Typologies of Whiteness

Typologies of Whiteness (2016–ongoing) is a series presently made up of seven videos that, collectively, act as a study of whiteness. The series orients whiteness as a structural position requiring violence for its reproduction. Most commonly, Typologies uses appropriated video collage to position the continual formation of whiteness as repetitious and necessary to reproduce a hierarchized human difference.
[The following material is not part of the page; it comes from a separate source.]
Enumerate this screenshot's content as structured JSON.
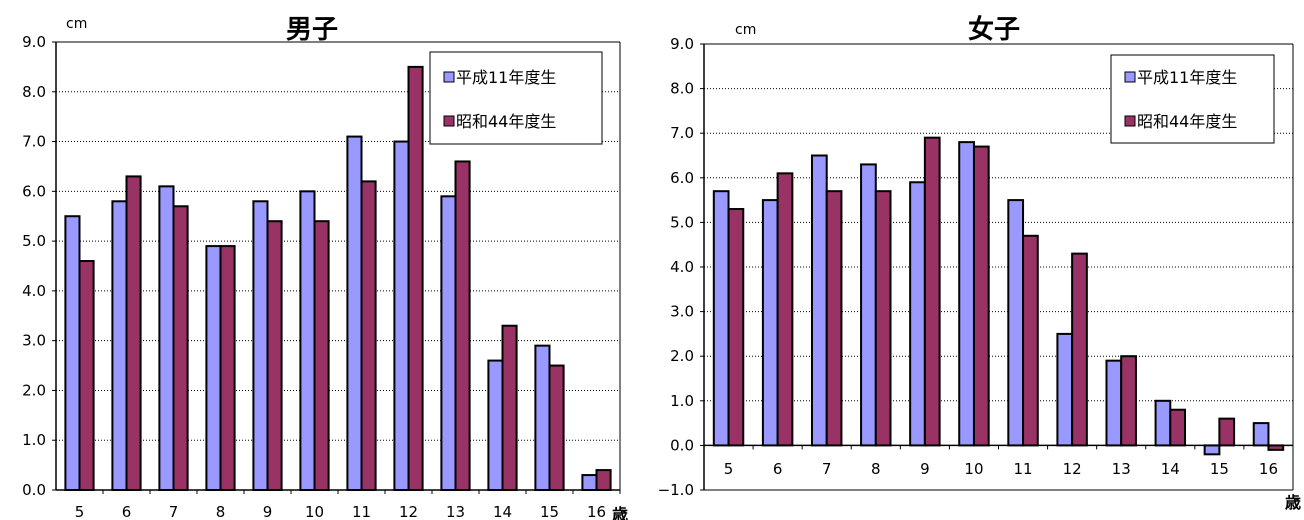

Mundane Spectacle, video, TRT 00:18:07, 2025

Mundane Spectacle is an experimental video essay by activist ethnographer Kate Bedecarré and artist Heath Schultz. The video collages photographs of quotidian political expressions (bumper stickers, yard signs, t-shirts, etc.) that span the US political spectrum with appropriated youtube videos concerned with the spectacle of political divisiveness. In the form of a voiceover, we read this apparent political division instead as a ‘crisis of whiteness’, that is, a conversation between Whites regarding what to do about Black struggle. More simply, we argue it is a conversation over what kind of police do we (white people) want to embody?

A Capacity for Violence, video, TRT 00:07:12, silent, 2020

Using body cam footage and critical theory, this video attempts to think abstractly about the unending repetition of racializing (police) violence that perpetually (re)constitutes whiteness. The video might be thought of as an artist statement as much as an artwork, setting course for how to think structurally and abstractly about white supremacy and whiteness.

Typologies of Whiteness: Call me Daddy, video, TRT 00:11:30, 2020

Call Me Daddy interrogates a call for Law and Order as a white supremacist paternal instinct. The film intermingles commentary on the missing black father from Moynihan to O’Reilly, liberal propaganda of police tying ties, and excerpts of Barry Goldwater’s reactionary 1964 campaign film Choice, among others. The dialog between related but distinct discursive tropes notices a pattern of criminalizing and pathologizing racialized and resistant culture in moments of political and social crisis—Post-Watts, Post-Obama, Post-Ferguson, etc. The resulting discourses, liberal paternalism on the one hand and conservative Law and Order on the other, are born of the same impulse to reproduce white supremacist violence.


Typologies of Whiteness: Sympathetic Cops, video, TRT 00:04:47, 2018

Sympathetic Cops collages appropriated sounds and images from popular police television dramas, police press conferences and news interviews. The film searches for linkages between white reactionary politics, liberal apologetics for police, and structural violence of whiteness.

Typologies of Whiteness: White People Love Police, video, TRT 00:05:22, 2017

White People Love Police uses appropriated images varying from popular music to protest footage. The film searches for linkages between white reactionary politics, liberal apologetics for police, and structural violence of whiteness.

Typologies of Whiteness: The Great White Hope, TRT 00:01:50, 2017

Typologies of Whiteness: The Great White Hope juxtaposes a scene from the underdog sports film Rudy with an image of then Presidential candidate Donald Trump. The simple juxtaposition climaxes with the orchestral swelling of an inspirational movie’s score and the emergence of Trump into the frame. The heavy-handed inspirational music along with the title—The Great White Hope—coyly condemn popular media’s complacency in Trump’s call to “make America great again.”

Typologies of Whiteness: White Men Cover Robert Johnson’s “Hellhound on my Trail,” TRT 00:07:57, 2016

White Men Cover Robert Johnson’s “Hellhound on my Trail” is comprised of several YouTube videos of white men singing Johnson’s classic Delta blues song coupled with text excerpts from various anti-racist theorists. Hellhounds is a reference to slave-owners sending bloodhounds to track the scent of escaped enslaved persons. The re-performing of the song by white men is dubious at best, but also illustrates a common trend of appropriating, and thus occluding, Black pain and expression. The excerpted texts act to destabilize the comfort of the men singing—to put the videos (and action of appropriation) on trial, so to speak, in order to call into question the structural position the white male singers occupy in relation to Johnson’s original expressions.